The Bronze

March 17, 20164 min

No one sets out to make a “Cult” film, because most films that hit that status have one thing in common, they failed at the box office. Failure is not in the plans, but while the initial failure may be disappointing, when you hit that “Cult” status you forget all about those first feelings and lost money. The question is, can you see a film that could reach that while it goes through the disappointment phase? I think you can see traces of what is to come, that what you just watched will find an audience that will give it new life, and with “The Bronze” I can kind of see that.

Hope Greggory (Melissa Rauch) had her moment in the sun after winning the bronze medal in 2004. She became the hero in her town, to the point where she wouldn’t have to worry about paying for much for her foreseeable future. Hope though, over the years has never let go of that moment and has become someone you don’t really want to spend any time with. When her old coach dies, her father Stan (Gary Cole) reads a letter asking Hope to help finish her current student’s training. That student is Maggie Townsend (Haley Lu Richardson), who many think has the talent to win the gold. With the help of Ben (Thomas Middleditch), who runs the gym, they plan to take Maggie to the top, in spite of all the stands in the way, which mostly is Hope herself.

Going into “The Bronze” I didn’t really know what to expect, because it was going to be either really funny, or it would miss its mark completely.
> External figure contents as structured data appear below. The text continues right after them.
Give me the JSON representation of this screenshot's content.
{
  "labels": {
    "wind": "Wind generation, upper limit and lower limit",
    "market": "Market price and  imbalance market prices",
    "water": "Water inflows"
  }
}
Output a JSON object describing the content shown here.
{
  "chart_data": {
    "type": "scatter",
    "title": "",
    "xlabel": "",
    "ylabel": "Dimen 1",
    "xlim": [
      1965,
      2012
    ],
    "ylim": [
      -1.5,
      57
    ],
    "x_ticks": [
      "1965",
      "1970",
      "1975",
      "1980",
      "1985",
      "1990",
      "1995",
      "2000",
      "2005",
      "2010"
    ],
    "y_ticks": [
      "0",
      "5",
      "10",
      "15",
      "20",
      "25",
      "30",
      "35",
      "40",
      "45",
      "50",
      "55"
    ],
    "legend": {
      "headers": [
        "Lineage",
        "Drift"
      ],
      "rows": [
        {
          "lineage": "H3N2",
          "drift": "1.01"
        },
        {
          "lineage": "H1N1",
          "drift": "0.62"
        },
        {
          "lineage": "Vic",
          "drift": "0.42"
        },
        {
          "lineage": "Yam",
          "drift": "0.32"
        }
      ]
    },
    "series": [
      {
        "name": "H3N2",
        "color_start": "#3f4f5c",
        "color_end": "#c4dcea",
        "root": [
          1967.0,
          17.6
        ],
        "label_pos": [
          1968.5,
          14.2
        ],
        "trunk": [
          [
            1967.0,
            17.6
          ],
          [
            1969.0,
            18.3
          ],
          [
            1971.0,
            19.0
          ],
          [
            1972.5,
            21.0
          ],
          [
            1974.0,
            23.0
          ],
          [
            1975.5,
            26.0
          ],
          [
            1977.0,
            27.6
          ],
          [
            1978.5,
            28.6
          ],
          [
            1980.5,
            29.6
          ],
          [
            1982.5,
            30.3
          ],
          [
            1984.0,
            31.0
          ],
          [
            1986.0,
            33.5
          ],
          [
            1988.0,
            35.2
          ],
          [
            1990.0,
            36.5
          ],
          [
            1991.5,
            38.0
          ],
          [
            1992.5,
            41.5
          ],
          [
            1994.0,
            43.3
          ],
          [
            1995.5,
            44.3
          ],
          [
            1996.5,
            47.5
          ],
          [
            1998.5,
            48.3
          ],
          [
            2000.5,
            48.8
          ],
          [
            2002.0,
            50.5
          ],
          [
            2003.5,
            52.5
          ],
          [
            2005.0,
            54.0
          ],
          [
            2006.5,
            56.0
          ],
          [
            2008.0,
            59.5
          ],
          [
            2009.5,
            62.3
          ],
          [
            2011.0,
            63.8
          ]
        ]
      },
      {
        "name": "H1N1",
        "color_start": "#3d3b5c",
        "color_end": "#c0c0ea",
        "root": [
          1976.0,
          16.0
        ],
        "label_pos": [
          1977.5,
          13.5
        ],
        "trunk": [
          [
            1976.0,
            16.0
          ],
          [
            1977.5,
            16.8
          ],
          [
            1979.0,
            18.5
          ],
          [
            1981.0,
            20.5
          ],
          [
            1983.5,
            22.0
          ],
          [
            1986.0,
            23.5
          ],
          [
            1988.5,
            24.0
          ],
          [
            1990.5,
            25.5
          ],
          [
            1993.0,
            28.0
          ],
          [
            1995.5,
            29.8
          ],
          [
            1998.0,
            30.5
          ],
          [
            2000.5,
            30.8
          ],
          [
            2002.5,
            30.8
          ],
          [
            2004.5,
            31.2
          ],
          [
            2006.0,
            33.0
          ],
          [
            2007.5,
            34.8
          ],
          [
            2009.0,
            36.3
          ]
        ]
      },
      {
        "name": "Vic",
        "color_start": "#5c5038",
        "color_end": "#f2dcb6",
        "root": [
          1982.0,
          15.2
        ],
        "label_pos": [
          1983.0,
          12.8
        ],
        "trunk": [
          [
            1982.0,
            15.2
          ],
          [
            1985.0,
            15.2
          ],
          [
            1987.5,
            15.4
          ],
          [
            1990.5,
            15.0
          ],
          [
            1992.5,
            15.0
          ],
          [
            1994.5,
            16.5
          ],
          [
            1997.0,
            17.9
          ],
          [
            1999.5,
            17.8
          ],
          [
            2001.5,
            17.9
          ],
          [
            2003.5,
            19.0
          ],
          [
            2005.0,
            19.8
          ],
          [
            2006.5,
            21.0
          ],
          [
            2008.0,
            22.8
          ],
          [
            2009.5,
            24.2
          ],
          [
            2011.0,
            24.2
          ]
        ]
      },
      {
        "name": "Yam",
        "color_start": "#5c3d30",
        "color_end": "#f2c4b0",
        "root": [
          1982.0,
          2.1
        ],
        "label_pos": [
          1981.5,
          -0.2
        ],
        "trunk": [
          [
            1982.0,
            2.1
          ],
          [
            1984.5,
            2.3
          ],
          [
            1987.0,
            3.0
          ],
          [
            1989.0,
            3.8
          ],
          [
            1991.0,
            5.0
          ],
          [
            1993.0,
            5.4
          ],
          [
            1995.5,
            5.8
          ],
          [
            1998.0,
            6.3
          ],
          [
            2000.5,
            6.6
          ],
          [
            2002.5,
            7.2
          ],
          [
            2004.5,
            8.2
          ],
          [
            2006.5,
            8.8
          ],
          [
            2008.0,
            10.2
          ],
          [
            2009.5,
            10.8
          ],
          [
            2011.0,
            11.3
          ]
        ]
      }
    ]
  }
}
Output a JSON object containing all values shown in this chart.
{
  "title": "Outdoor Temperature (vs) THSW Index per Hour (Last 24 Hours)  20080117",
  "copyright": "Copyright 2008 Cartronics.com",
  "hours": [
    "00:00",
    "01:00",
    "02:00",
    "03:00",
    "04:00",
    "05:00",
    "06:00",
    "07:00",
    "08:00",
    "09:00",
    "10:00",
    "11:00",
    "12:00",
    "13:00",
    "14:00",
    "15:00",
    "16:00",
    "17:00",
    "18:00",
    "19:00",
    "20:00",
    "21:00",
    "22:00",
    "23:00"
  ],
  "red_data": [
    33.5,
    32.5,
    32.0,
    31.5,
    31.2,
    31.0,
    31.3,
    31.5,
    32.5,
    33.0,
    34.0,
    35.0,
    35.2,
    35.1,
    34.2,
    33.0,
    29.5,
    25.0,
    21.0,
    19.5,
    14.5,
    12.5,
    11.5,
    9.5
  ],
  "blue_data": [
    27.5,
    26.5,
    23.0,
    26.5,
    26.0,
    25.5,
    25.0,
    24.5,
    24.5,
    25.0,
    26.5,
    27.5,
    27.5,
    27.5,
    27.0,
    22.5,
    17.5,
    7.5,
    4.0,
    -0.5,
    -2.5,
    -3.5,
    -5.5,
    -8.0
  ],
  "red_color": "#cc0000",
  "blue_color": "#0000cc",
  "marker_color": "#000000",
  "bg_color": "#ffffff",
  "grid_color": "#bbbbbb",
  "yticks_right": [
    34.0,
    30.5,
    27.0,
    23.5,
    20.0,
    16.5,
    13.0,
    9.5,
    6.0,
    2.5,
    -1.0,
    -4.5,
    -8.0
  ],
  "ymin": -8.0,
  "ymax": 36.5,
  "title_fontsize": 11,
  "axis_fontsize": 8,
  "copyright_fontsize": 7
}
Written by Melissa Rauch and Winston Rauch, it kind of achieves both in equal amounts. While there is more than a few laugh out loud moments, including a sex scene you might not be able to unsee, they are just not enough. Those funny parts are interrupted far to often by jokes that just don’t stick the landing (yeah I went there). You can see a good movie in the final product, which is why I think that the film will have a long life as it will eventually find its audience. Never having been a female gymnast, but knowing the dedication and life alternating effect it can have, I have to believe there might be a little truth in the pudding with what you see. In the end “The Bronze” has its moments that will make you laugh, but like its main character it won’t be getting the gold anytime soon.